Lismurtagh, Loughbown, Co. Galway
Co. Galway |
Ringforts
Two ringforts sitting side by side on the same hillock is unusual enough to warrant attention.
At Lismurtagh in County Galway, a pair of conjoined raths occupy the summit of a low rise in undulating grassland, their earthworks worn and partially overwritten by later agricultural use, yet still legible to anyone who knows what to look for. A rath, to give the term its due, is an early medieval enclosure, typically circular, defined by an earthen bank and sometimes a surrounding ditch, and used as a farmstead or settlement. Finding two sharing a site is not unheard of, but it is uncommon enough to suggest the place held particular significance over a long period.
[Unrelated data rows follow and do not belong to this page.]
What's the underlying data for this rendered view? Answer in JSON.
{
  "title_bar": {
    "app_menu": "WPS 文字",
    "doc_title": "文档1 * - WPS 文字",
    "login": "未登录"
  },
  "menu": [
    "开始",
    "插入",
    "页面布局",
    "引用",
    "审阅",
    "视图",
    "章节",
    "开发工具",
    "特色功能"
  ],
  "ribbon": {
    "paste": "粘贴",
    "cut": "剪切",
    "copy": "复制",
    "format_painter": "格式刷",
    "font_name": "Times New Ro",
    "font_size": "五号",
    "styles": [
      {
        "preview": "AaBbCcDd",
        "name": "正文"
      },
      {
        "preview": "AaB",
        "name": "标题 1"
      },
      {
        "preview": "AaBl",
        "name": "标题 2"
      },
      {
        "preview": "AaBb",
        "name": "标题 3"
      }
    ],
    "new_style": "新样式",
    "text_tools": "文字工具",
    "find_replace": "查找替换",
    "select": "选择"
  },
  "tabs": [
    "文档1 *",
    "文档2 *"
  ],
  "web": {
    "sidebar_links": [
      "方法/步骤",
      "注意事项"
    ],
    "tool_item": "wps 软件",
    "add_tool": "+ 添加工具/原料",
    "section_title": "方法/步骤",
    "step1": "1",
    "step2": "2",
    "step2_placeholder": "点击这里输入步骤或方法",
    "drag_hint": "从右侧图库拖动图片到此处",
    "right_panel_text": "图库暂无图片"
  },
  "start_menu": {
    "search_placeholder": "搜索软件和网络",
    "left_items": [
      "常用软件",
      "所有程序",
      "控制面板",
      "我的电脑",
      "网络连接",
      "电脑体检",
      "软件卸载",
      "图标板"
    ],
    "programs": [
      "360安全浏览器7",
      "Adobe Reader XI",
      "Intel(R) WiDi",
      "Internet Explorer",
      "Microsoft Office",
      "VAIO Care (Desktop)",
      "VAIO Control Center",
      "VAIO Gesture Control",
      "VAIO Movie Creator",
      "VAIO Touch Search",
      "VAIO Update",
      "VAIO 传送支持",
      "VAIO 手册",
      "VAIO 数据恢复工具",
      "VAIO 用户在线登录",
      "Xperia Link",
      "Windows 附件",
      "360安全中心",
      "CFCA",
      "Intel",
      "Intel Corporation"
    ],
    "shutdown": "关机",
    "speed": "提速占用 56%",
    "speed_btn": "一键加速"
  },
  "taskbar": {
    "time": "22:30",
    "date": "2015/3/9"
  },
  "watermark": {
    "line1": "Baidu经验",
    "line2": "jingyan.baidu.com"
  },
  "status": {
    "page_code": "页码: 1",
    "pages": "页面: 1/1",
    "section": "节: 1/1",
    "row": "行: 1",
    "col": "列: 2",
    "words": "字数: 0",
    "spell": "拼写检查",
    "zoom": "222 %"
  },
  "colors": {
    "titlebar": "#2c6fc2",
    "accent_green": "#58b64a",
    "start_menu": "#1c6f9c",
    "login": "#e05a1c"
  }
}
The north-western of the two enclosures is roughly subcircular, measuring approximately 22 metres north to south and 20.5 metres east to west. Its defining bank of earth and stone has been partially absorbed by a field wall running across its north-eastern and southern arc, which gives a sense of how thoroughly later farming activity has reworked the landscape here. Inside this enclosure there is a circular burial ground, the kind of small, often unmarked cemetery associated with early Christian or pre-Christian use of ringfort interiors. The south-eastern rath is the larger of the pair, kidney-shaped in plan and measuring around 29.5 metres on its longest axis. It retains an external fosse, a shallow ditch running outside the bank, which survives along the eastern and southern side. A causeway roughly two metres wide at the south-east marks the original entrance. Scattered boulders within the interior have no obvious arrangement. The site was noted by Egan in 1960 and later incorporated into the county-wide survey of North Galway.